The traditional joint liability rule allows a victim to recover compensation from any negligent party who is able to pay it. If one party pays full compensation to the injury victim, it is that party’s burden to seek a contribution from the other negligent party.
For example, assume that two negligent parties contributed to the accident victim’s injuries. Let’s say that one party was 20% at fault and the other party was 80% at fault. Under the traditional rule, the victim would be entitled to collect full compensation from the party who was 20% at fault, leaving that party to seek reimbursement for 80% of the compensation from the other party.
Joint liability rules become important when two parties share responsibility for injuring an accident victim, but only one party has adequate insurance. The traditional rule is premised on the idea that it is more fair for an accident victim to recover full compensation from a party who had some responsibility for the accident than to leave the victim with inadequate compensation simply because the party who was more at fault lacks the resources to pay a judgment.

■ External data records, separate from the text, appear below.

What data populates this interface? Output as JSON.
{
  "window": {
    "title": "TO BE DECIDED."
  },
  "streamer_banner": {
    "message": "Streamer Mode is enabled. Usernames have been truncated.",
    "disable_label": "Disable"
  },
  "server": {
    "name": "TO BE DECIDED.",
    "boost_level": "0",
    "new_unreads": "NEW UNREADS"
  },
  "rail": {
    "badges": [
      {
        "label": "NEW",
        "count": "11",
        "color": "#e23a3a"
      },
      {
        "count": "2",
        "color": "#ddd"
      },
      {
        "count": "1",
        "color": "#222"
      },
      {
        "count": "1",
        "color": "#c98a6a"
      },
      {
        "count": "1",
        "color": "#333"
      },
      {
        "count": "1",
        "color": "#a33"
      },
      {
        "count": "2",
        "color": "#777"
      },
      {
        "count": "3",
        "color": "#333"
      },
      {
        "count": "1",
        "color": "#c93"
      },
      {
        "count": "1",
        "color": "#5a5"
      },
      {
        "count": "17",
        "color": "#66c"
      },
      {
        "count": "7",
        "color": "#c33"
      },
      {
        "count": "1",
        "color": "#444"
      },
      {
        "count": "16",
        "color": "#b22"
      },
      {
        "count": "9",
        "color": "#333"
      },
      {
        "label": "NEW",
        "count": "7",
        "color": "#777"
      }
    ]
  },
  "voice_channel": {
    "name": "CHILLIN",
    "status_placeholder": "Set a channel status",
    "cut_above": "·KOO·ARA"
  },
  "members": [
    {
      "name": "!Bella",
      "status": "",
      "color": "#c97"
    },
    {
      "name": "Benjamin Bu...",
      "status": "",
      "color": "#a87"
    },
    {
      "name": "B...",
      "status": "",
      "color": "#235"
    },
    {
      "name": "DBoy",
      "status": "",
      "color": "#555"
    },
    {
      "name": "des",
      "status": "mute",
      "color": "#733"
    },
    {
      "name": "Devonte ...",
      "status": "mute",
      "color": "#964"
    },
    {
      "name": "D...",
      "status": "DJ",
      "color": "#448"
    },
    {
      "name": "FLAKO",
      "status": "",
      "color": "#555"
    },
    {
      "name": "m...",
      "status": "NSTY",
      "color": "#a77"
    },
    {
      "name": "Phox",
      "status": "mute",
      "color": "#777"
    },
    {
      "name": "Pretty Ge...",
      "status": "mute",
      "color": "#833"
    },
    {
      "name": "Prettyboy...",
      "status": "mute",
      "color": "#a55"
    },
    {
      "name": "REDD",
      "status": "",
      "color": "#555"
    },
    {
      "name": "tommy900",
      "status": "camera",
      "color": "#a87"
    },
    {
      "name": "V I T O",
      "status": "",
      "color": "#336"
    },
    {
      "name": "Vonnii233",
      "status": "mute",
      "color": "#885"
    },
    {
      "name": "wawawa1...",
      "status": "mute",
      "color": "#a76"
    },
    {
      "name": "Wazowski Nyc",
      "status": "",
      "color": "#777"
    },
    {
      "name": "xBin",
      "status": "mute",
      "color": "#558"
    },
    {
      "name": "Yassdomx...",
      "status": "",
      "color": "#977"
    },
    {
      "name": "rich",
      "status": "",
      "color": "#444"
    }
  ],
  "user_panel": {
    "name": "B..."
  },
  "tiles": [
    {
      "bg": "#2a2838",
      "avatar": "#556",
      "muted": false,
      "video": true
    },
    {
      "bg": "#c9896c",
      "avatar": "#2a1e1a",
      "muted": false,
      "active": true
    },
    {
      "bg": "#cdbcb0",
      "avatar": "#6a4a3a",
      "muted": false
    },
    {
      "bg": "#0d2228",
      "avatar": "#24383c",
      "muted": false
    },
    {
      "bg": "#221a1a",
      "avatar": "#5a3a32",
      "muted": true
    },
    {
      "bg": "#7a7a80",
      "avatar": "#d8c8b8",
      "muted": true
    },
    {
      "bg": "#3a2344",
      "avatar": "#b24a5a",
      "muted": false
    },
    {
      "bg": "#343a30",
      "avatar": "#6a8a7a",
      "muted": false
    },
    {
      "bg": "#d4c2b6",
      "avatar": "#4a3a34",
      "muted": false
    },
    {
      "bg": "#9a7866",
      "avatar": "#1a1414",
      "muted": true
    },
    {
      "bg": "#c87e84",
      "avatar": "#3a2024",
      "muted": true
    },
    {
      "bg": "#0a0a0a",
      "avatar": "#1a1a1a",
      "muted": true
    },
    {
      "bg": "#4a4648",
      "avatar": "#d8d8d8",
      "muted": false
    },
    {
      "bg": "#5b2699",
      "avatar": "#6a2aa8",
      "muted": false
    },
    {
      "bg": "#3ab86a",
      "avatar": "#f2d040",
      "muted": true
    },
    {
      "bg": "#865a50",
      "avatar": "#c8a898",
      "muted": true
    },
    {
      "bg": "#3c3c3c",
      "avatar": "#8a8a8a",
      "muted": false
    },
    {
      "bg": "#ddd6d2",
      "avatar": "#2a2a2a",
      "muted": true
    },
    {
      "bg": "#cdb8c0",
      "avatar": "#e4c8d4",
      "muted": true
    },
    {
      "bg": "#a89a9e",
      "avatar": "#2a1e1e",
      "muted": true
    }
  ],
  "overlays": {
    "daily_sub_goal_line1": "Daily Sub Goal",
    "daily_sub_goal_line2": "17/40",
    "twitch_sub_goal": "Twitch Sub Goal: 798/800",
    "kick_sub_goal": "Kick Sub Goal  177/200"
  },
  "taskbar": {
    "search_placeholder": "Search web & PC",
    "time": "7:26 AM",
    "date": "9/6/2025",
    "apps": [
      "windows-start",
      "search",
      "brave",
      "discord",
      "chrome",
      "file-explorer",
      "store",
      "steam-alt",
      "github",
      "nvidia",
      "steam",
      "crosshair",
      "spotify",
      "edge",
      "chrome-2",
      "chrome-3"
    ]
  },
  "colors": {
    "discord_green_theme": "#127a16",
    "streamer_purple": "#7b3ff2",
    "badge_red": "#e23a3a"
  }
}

Unfortunately for accident victims, many states have replaced the traditional rule of joint liability with a rule that apportions responsibility for paying compensation according to the parties’ comparative fault. In the example above, the party who was 20% at fault would pay only 20% of full compensation even if the party who was 80% at fault was uninsured and unable to pay anything.
Some states apply the traditional rule to economic damages (such as medical expenses and lost wages) while applying the comparative rule to noneconomic damages (such as pain and suffering). A personal injury lawyer in the state where you were injured can explain how that state’s joint liability rules might affect your ability to obtain compensation for your injuries.